Why bother with an advanced energy storage system at all? It would have to be capable of a MINIMUM of 32KWh just to deal with the ~354-hour Lunar night, assuming 90W average draw. That's pretty big, even at 500Wh/kg, considering we'd have to launch that mass from Earth's surface, when instead it could be made lighter *or* carry more useful instruments, more powerful motors, or whatever. It would be a minimum of 64kg of battery (assuming 100% DOD!), and that does not include support systems necessary to charge that battery at a high enough rate so that it would fill up the battery with available (solar?) incoming power during the ~354-hour Lunar day.
Personally I'd assume 50% DOD, so we could be sure that degradation over time would still leave it with enough capacity to always last the night cycle even as it ages, and also have no worries about damaging the battery by overdischarge. That means at least 128kg of battery. Since they want *3 Lunar cycles* (presumably 3 synodic periods, or 2125 hours and some change) worth of battery, that's at least 384kg of battery. During Apollo, we barely brought back that much mass *from* the moon, AFAIK.
That is almost 850 pounds of batteries! Even if you had a battery that could deal with 100% DOD and thus could use half of that, 425 pounds of batteries is a whole lot of weight and size that you don't really need, because there is a better way. EDIT: I messed up the above 3-cycle calculation. It is actually TWICE that, since 3-cycles includes daytime running as well (although it would need only about 8/9 of the power during the day since it doesn't have to run heaters, presumably). So that is 768kg of battery, for 50% DOD, or 1700lbs of batteries. The 384kg/850lbs is only for 100% DOD!
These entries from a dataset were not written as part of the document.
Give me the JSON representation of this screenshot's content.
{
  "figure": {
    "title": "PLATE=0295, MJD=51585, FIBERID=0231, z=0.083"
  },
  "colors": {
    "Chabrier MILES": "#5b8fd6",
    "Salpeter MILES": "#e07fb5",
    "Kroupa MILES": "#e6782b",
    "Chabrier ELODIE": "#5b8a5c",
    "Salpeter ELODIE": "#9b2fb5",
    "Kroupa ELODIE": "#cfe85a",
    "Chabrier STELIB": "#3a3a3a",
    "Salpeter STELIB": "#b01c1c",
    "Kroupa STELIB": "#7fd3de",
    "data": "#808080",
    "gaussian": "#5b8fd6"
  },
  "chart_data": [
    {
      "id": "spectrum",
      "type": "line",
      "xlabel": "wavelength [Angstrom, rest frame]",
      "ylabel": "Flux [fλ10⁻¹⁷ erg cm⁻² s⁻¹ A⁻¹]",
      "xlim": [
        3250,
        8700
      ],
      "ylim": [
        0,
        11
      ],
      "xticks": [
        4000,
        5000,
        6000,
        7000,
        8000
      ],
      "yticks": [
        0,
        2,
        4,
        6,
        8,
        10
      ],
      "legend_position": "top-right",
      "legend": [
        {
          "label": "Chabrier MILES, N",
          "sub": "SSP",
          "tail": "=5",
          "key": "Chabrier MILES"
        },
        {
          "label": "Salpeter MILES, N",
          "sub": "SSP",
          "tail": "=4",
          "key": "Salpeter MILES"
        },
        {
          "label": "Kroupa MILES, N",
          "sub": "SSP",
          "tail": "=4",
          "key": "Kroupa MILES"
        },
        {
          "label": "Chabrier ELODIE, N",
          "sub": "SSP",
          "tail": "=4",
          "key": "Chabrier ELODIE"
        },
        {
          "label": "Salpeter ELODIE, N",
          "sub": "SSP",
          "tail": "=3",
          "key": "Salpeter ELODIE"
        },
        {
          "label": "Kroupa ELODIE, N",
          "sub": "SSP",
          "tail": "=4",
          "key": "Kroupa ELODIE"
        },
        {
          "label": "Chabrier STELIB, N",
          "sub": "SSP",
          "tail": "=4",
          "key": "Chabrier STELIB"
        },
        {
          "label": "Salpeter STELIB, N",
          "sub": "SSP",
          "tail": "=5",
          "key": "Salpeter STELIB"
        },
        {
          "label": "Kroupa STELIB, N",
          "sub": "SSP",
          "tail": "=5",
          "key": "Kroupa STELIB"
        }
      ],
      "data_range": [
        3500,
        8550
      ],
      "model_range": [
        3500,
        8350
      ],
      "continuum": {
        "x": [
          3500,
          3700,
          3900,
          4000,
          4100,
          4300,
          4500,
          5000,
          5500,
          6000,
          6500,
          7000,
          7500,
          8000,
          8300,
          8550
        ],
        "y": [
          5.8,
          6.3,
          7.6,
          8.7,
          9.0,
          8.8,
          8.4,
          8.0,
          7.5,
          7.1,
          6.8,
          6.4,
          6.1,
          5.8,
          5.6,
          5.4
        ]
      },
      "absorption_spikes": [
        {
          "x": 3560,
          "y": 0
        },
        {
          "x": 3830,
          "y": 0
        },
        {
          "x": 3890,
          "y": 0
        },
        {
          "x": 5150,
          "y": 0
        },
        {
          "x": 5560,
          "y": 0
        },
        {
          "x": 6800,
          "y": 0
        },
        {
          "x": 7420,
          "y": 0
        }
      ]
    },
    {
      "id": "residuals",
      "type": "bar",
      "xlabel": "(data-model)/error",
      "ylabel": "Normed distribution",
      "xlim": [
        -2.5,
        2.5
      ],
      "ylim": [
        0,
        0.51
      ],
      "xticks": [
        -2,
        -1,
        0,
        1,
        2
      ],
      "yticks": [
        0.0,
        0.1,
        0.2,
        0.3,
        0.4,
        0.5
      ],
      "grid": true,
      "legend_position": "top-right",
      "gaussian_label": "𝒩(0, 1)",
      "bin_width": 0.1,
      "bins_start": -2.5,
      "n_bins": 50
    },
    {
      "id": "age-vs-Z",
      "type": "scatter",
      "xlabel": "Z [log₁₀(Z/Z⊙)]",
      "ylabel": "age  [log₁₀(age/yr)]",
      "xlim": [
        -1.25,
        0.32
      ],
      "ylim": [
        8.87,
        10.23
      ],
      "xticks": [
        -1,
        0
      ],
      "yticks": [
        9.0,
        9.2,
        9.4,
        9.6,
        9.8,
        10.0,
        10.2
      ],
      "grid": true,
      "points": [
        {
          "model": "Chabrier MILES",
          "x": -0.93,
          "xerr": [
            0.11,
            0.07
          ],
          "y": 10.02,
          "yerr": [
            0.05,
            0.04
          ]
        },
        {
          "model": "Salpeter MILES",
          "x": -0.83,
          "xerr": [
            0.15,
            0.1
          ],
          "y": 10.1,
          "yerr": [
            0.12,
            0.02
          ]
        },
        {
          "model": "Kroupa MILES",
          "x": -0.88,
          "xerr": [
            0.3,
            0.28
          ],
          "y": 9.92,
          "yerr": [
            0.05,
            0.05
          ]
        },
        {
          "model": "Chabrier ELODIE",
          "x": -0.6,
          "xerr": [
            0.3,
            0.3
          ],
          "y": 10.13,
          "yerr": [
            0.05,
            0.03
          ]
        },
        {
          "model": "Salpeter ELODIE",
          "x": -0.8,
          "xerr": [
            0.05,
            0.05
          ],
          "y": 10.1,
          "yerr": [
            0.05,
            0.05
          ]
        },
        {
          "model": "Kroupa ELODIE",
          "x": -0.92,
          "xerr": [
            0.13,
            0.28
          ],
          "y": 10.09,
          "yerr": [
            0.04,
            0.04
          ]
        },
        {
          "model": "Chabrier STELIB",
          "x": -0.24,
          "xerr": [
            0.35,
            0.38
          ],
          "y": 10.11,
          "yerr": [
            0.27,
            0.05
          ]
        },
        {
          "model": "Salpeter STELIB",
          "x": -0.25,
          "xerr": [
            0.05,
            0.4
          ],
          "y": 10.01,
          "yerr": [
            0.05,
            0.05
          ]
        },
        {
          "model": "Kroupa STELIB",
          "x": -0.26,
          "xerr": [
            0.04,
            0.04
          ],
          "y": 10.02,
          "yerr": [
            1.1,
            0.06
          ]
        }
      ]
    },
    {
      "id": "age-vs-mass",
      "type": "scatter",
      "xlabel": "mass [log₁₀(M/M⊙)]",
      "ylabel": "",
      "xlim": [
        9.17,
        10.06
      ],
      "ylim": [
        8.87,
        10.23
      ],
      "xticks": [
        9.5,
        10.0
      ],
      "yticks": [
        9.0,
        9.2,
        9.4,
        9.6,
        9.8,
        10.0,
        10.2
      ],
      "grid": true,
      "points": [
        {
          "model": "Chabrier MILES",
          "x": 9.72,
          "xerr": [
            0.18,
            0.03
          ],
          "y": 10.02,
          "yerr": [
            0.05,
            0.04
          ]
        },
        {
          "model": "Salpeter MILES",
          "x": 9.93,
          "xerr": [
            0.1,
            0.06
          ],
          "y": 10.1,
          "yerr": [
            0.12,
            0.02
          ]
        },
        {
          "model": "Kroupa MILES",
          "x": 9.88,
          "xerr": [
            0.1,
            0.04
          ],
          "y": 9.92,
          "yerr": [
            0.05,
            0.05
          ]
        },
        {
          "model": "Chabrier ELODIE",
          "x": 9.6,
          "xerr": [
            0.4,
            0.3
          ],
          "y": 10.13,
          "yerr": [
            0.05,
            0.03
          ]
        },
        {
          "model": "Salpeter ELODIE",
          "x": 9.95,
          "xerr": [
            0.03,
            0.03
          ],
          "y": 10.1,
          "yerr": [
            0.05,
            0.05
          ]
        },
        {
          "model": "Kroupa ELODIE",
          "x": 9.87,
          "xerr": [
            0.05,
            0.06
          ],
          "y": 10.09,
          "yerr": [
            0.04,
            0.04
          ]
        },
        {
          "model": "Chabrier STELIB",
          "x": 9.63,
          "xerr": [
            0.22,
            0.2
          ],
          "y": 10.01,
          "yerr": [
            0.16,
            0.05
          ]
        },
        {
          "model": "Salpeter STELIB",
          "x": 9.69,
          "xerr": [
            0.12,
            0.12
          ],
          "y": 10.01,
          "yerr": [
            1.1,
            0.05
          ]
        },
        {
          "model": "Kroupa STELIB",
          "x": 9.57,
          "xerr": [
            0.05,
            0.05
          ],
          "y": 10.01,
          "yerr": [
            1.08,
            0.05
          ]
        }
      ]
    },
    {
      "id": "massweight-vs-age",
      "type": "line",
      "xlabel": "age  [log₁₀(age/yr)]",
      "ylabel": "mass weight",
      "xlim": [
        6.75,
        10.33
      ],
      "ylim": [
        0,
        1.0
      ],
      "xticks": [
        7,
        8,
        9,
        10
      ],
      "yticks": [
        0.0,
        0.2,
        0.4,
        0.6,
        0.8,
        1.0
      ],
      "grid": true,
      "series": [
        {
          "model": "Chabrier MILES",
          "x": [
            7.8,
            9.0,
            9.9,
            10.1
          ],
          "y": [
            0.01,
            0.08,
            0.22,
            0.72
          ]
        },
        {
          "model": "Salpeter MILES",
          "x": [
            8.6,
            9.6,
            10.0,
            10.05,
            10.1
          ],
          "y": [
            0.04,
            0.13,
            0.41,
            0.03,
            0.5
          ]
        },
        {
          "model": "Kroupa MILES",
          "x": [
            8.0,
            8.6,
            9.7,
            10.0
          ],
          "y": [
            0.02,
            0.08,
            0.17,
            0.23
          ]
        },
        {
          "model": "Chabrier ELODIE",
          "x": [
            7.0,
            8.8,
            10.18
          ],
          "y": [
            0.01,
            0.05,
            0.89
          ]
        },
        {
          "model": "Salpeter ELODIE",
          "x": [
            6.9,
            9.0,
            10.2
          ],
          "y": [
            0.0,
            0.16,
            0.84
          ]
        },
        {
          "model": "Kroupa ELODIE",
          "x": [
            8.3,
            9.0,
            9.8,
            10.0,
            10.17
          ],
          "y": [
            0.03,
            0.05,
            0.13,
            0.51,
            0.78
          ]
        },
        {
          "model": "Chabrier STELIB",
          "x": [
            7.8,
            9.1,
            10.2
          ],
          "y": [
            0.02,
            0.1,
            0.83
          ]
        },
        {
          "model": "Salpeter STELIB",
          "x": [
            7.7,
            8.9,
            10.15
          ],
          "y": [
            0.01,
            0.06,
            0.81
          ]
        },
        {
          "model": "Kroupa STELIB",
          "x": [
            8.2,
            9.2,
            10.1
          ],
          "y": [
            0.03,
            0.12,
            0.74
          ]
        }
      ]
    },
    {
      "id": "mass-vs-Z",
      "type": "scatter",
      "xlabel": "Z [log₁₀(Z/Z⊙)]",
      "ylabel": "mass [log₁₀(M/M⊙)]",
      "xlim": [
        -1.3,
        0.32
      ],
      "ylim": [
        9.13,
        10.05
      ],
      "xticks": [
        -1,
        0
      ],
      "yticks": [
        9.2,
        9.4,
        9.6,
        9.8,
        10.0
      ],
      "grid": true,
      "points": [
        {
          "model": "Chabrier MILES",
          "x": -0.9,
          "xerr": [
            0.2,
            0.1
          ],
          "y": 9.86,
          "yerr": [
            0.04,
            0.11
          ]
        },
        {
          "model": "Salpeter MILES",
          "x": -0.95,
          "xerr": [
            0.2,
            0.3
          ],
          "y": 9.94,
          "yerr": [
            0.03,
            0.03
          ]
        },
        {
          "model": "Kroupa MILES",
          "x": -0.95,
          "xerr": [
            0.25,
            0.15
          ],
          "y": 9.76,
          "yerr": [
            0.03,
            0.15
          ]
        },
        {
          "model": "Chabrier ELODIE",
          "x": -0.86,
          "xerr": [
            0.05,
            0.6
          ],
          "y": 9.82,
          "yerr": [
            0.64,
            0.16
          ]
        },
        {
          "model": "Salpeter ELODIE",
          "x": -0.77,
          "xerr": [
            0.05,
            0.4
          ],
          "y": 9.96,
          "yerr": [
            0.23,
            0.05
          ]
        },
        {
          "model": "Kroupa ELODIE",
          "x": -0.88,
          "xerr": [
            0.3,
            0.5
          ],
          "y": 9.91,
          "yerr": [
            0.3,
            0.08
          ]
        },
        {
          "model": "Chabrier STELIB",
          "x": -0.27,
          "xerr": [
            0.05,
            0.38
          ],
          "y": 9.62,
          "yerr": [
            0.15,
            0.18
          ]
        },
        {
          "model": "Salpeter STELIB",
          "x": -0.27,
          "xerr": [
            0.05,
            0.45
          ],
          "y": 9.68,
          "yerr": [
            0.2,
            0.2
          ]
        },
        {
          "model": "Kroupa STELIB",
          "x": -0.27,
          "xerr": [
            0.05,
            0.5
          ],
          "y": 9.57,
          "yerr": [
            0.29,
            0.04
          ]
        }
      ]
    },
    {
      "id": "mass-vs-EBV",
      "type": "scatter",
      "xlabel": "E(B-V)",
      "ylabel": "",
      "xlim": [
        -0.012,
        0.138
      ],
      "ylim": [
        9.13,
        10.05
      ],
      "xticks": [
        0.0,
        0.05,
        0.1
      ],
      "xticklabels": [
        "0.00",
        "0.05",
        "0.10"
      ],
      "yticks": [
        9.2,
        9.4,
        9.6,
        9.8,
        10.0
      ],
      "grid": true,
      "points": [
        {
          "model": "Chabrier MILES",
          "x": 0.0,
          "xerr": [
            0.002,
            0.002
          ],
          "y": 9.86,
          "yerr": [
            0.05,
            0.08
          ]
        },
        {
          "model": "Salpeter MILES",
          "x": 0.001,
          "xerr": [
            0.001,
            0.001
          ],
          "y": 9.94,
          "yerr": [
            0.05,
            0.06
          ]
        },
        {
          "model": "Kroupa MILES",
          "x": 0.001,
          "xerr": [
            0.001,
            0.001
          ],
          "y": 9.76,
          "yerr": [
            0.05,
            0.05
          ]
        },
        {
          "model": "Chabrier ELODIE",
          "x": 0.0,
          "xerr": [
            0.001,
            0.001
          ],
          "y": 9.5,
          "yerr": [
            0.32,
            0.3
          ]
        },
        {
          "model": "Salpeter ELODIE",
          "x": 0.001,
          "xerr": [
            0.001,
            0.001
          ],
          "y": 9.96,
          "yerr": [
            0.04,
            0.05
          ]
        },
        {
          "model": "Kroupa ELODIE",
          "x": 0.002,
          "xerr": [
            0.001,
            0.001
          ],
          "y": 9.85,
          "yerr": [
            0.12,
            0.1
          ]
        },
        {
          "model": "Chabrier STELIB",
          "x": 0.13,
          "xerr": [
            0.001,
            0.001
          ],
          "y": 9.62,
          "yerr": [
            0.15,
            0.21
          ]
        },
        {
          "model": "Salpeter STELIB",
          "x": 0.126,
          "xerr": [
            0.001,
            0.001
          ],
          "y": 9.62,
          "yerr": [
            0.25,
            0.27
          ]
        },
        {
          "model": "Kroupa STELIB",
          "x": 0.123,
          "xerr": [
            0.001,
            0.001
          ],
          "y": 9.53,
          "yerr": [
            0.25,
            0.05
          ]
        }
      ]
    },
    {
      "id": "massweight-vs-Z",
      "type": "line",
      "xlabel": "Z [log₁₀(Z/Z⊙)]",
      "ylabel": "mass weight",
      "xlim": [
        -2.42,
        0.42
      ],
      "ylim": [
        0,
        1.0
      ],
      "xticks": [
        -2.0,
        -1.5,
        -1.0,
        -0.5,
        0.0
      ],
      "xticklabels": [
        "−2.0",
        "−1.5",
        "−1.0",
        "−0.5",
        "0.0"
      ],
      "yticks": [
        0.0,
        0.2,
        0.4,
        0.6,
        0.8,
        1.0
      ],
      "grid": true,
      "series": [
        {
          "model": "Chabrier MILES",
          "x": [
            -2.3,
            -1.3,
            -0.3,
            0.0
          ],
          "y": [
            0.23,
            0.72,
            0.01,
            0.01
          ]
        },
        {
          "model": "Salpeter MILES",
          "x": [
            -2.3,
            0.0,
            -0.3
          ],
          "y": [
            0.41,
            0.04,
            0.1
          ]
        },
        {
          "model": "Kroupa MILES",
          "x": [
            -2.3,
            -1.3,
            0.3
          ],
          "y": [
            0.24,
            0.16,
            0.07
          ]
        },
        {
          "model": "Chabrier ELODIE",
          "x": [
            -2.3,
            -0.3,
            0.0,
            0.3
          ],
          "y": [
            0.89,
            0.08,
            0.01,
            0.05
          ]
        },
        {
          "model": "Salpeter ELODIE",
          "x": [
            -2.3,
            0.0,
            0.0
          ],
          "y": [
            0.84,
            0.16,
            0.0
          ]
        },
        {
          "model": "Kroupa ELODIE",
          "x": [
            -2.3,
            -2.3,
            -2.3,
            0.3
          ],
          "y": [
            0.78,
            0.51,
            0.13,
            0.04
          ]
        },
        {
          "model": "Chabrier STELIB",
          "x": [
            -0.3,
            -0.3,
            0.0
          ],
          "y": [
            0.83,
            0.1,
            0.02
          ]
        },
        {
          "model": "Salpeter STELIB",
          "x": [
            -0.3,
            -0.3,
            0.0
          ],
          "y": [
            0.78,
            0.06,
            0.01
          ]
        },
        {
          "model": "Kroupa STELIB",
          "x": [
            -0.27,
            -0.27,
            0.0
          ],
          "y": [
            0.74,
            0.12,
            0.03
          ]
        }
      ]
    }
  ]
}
AFAICS, there is no way to actually achieve what they want unless the energy density is much higher than 500Wh/kg. They want 100kg or less pack, but capable of at least 192KWh (for 3 full day/night cycles). That is close to 2000Wh/kg unless I messed up the math badly. And that's assuming 100% DOD!
Hopefully I messed up somewhere else, too because these numbers seem pretty impossible to get around.
That's assuming 500Wh/kg. You can do the math if that can't be reached, for the other power densities. And for what mass battery you would need if you used existing proven technology.
Oh--one more thing: Whatever is used needs to be "safe" in the case of system or power failure that causes heating or cooling problems. It gets nice and toasty in the day, and danged cold at night, and each of those stay that way for most of their respective cycle halves, of 354 hours.
At the equator, that could be below -279F, or above 242F!
And 500Wh/kg (and especially 2000Wh/kg!) is probably unattainable right now, anyway, or if it is attainable will cost WAY too much money. Even for NASA.
For that money, I would bet you could stick a solar powered microwave station in both Lunar L4 and L5, and install a rectenna system on the many rovers, bases, orbital spacecraft, etc. that they can power.
No atmosphere to spread the beams or lose power, so if they can be focused well enough you could beam a lot of power to any of these things.
If there are areas to be explored that could be out of LOS of a station's orbital loop, "mirror" stations could be placed in Lunar orbit so that periodically they would overfly the area with an intersection path; if the mirror cannot be done directly it could be done with a receiver/retransmitter. Such stations could also have radio relays on them for data streams, as well as other instrumentation packages for use when they are not receiving a microwave beam (I assume that would interfere with various RF-based instruments and communications, at those power levels).
Tracking the beams to the rovers with the time-delay of light at that distance might be an issue, but not unsolveable, since we would easily be able to predict or program the path of the rovers. Manned craft on the surface might be less predictable if manually controlled, but orbital craft would all be perfectly predictable in all normal circumstances.
I don't know if it is more or less efficient to convert from solar to microwave, receive microwave and convert to electrical energy, use it as it's received, and also store some of it as needed to top off batteries, than it would be to have the solar directly on the rover to charge the batteries, and to carry enough battery to last *at least* two weeks at 90W average draw. But I expect teh rectennas and smaller batteries would enable a smaller rover or at least a lighter one, making it easier for it to traverse rougher terrain (of which there is a lot!
) and to go up hills and thru that fine dust with less power usage.
Dunno what they use for storage on things like the Mars rovers, but that could be used as backup storage on the Lunar rovers, for times when they might go out of LOS of a station or "mirror" station, or the short periods when the L4/5 stations are in Lunar or Earth shadow, unable to provide power.
Doesn't help with this actual challenge, but that's what I would probably do to help power Lunar exploration/exploitation missions, becuase these stations would be permanent installations, and able to beam power anywhere in the Earth/Luna system other than the opposite sides of either body from the stations. A station at Lunar L3 would fix the Earth shadow, and L2 the narrow Farside shadow zone. Not sure what to fix polar shadow zones with, other than polar-orbiting "mirror" units.